Causeway Coast and Glens, and Newry, Mourne and Down have both been identified as the happiest place to live in Northern Ireland, while Belfast has been deemed the least happy.
Scores were produced for council area by the Office of National Statistics (ONS) based on four measures of personal well-being - life satisfaction, feeling that the things done in life are worthwhile, happiness and anxiety.
Health, employment and relationship status are key determinants of personal well-being according to previous research done by the ONS. The report covers the whole of the UK - but here is a list of the top and bottom scores for Northern Ireland;
Life satisfaction in Northern Ireland
Causeway Coast and Glens 8.2/10
Newry, Mourne and Down 8.2/10
Lisburn and Castlereagh 8.0/10
Fermanagh and Omagh 8.0/10
Armagh City, Banbridge and Craigavon 7.9/10
Ards and North Down 7.9/10
Derry City and Strabane 7.9/10
Mid Ulster 7.8/10
Antrim and Newtownabbey 7.8/10
Mid and East Antrim 7.6/10
The full report, entitled Personal well-being in the UK: April 2017 to March 2018, can be found here along with an interactive map.

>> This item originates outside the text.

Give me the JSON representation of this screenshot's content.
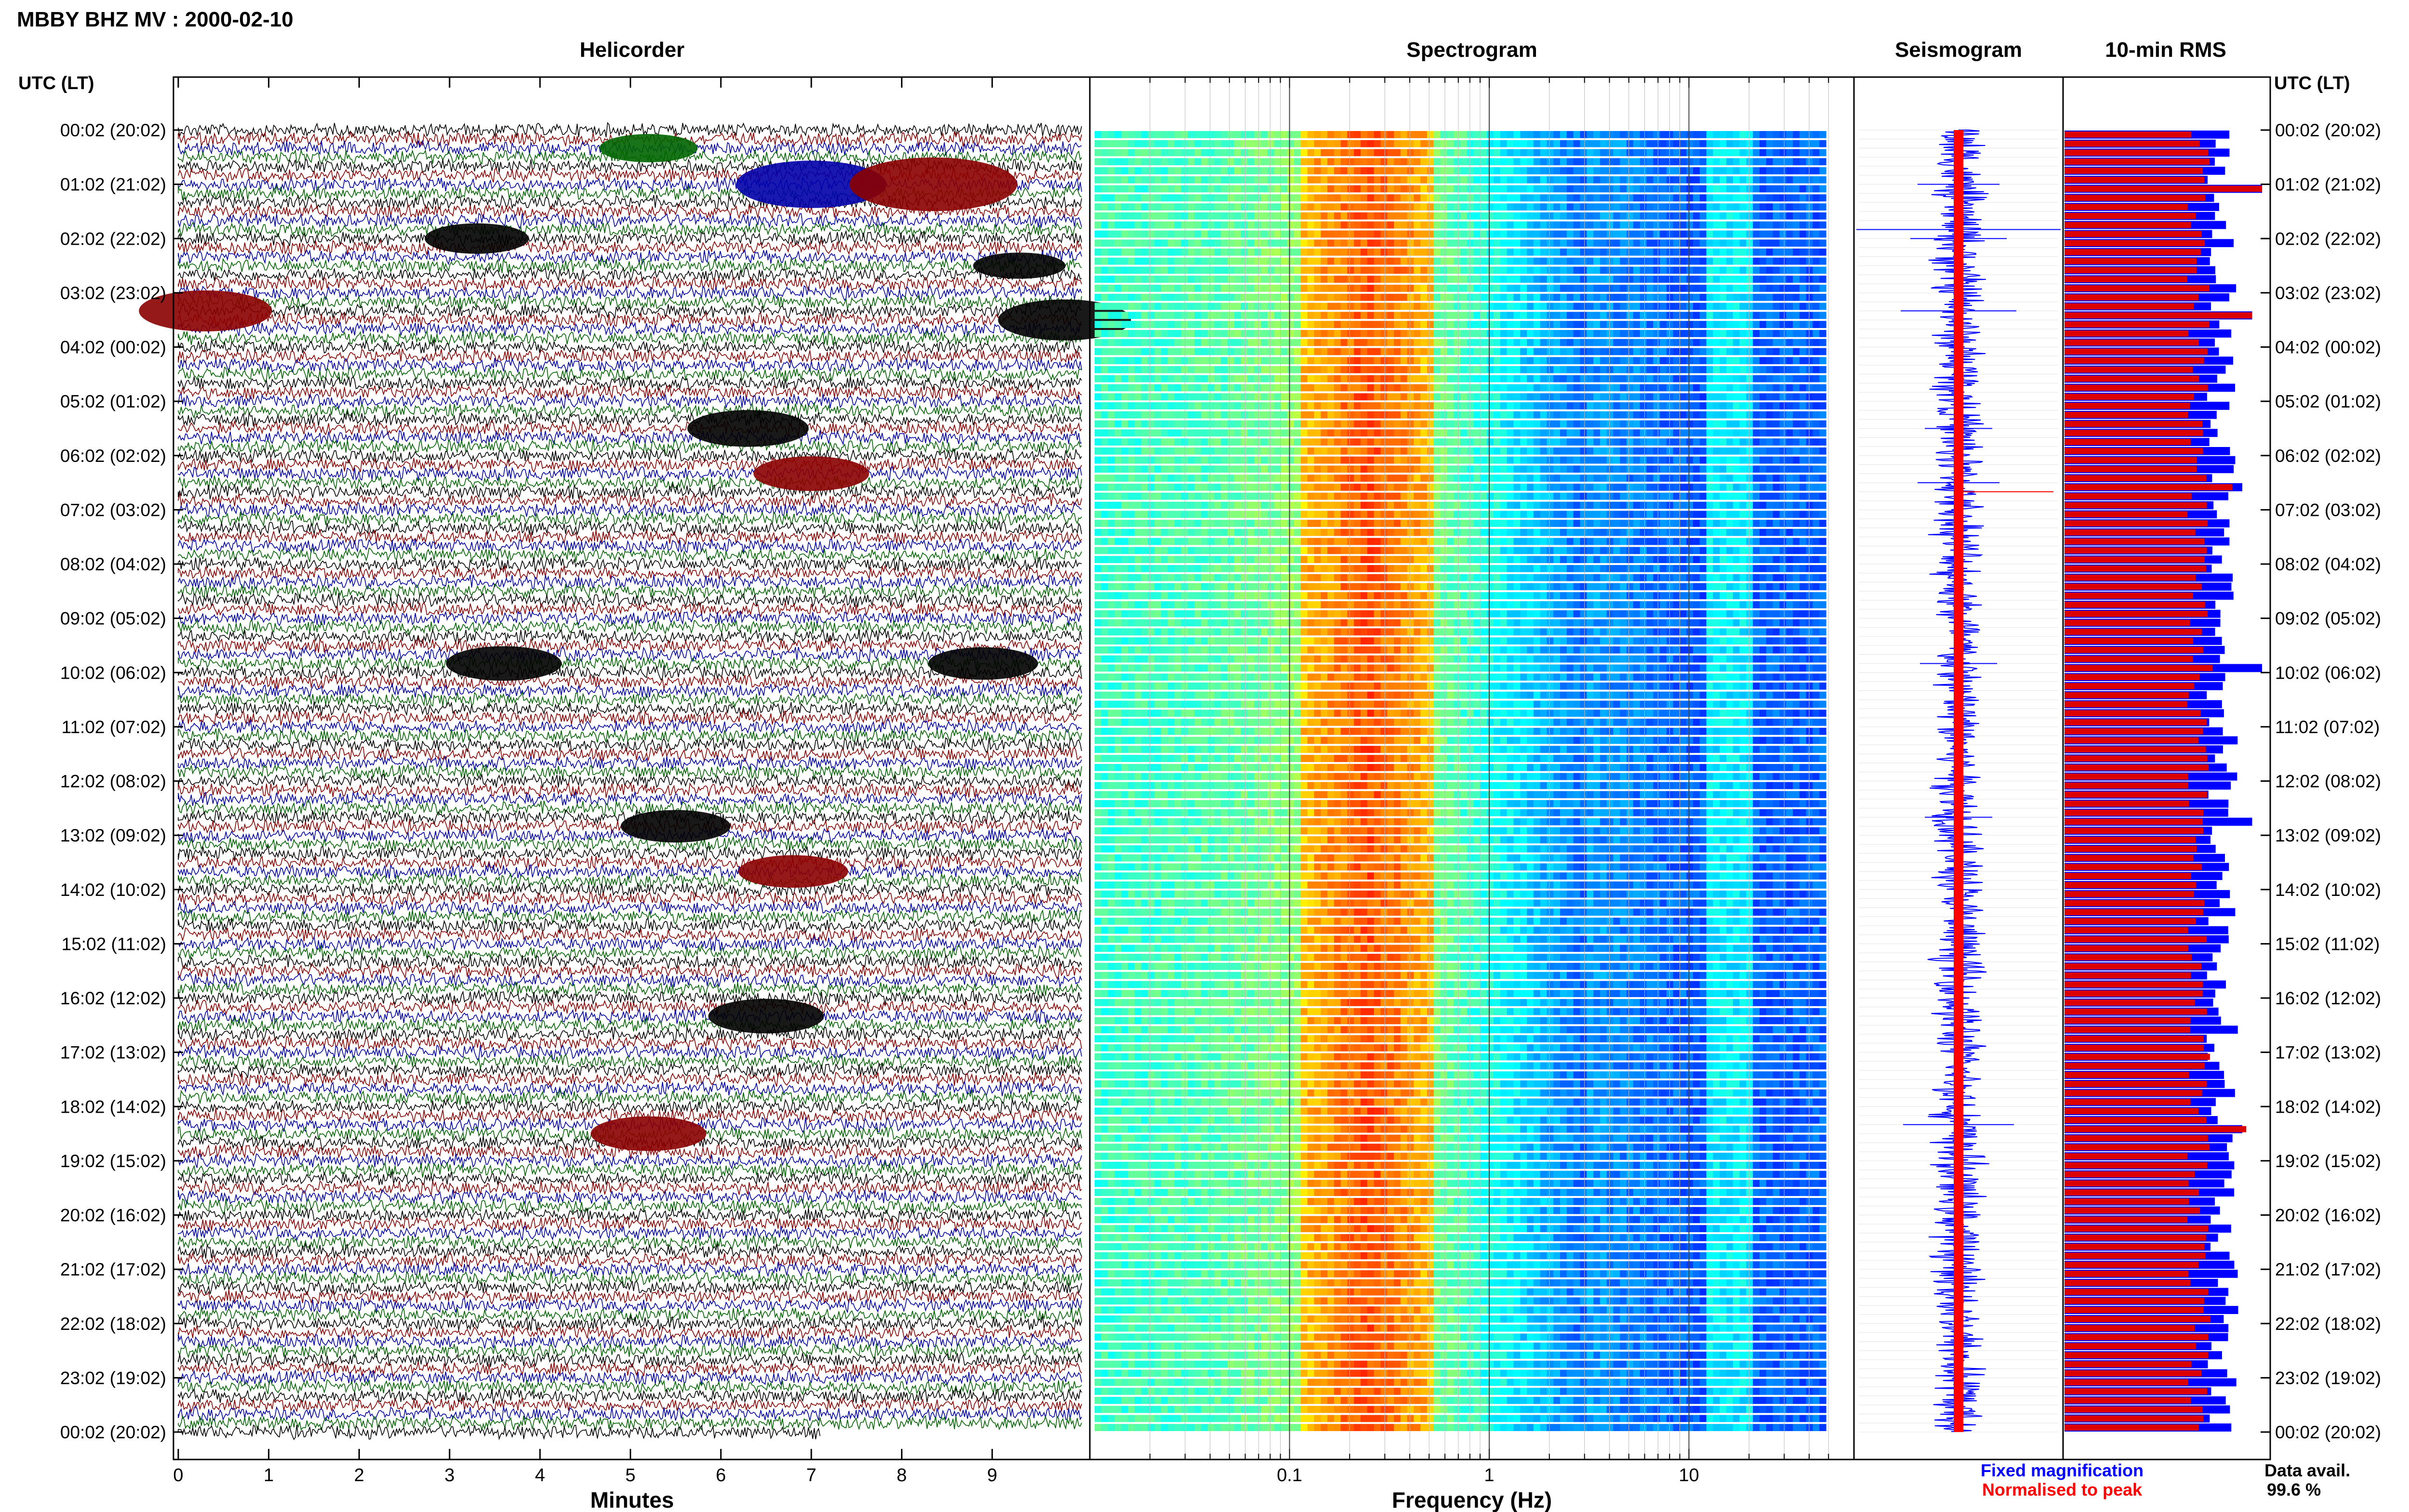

Researchers warn that conclusions from the data should be “made with caution” though, because discrepancies such as different sample sizes in different areas may have skewed some results.
A note provided along with the bulletin says that comparisons between individual local authorities will be more meaningful by comparing like with like, such as between several large urban areas or between rural communities in different parts of the UK. Another option is to present changes in personal well-being over time within the same local authority area, identifying significant changes.

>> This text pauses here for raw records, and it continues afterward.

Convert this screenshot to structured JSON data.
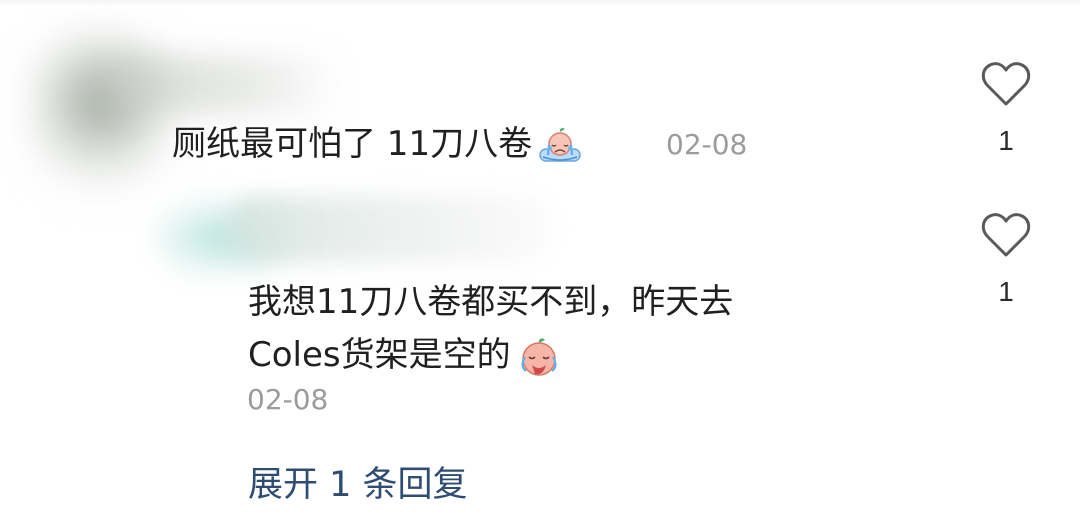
{
  "comments": [
    {
      "text": "厕纸最可怕了 11刀八卷",
      "emoji_icon": "crying-pillow-emoji-icon",
      "date": "02-08",
      "likes": "1"
    }
  ],
  "reply": {
    "line1": "我想11刀八卷都买不到，昨天去",
    "line2": "Coles货架是空的",
    "emoji_icon": "crying-face-emoji-icon",
    "date": "02-08",
    "likes": "1"
  },
  "expand_replies_label": "展开 1 条回复",
  "icons": {
    "like": "heart-outline-icon"
  },
  "colors": {
    "background": "#ffffff",
    "text": "#202020",
    "muted": "#9b9b9b",
    "link": "#2f4d73"
  }
}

The report found that the happiest place to live in the UK is apparently an area of north-east Hampshire called Rushmoor, which scored 8.35 out of 10. The UK average was 7.7.
Overall Northern Ireland continued to report the highest average life satisfaction, worthwhile and happiness ratings, and the lowest anxiety ratings, when compared with the UK and the other constituent countries of the UK.
Commenting on the figures, Silvia Manclossi, head of the ONS Quality of Life Team, said: "An important part of our work is looking beyond the economic health of the country to how its people are faring and inequalities in society.
"Today, for the first time, we have identified how factors such as health, access to services, and crime levels may affect how people rate their well-being in different parts of the UK. This can help local authorities and other organisations to better understand where services could be targeted to help improve the well-being of people in their area.”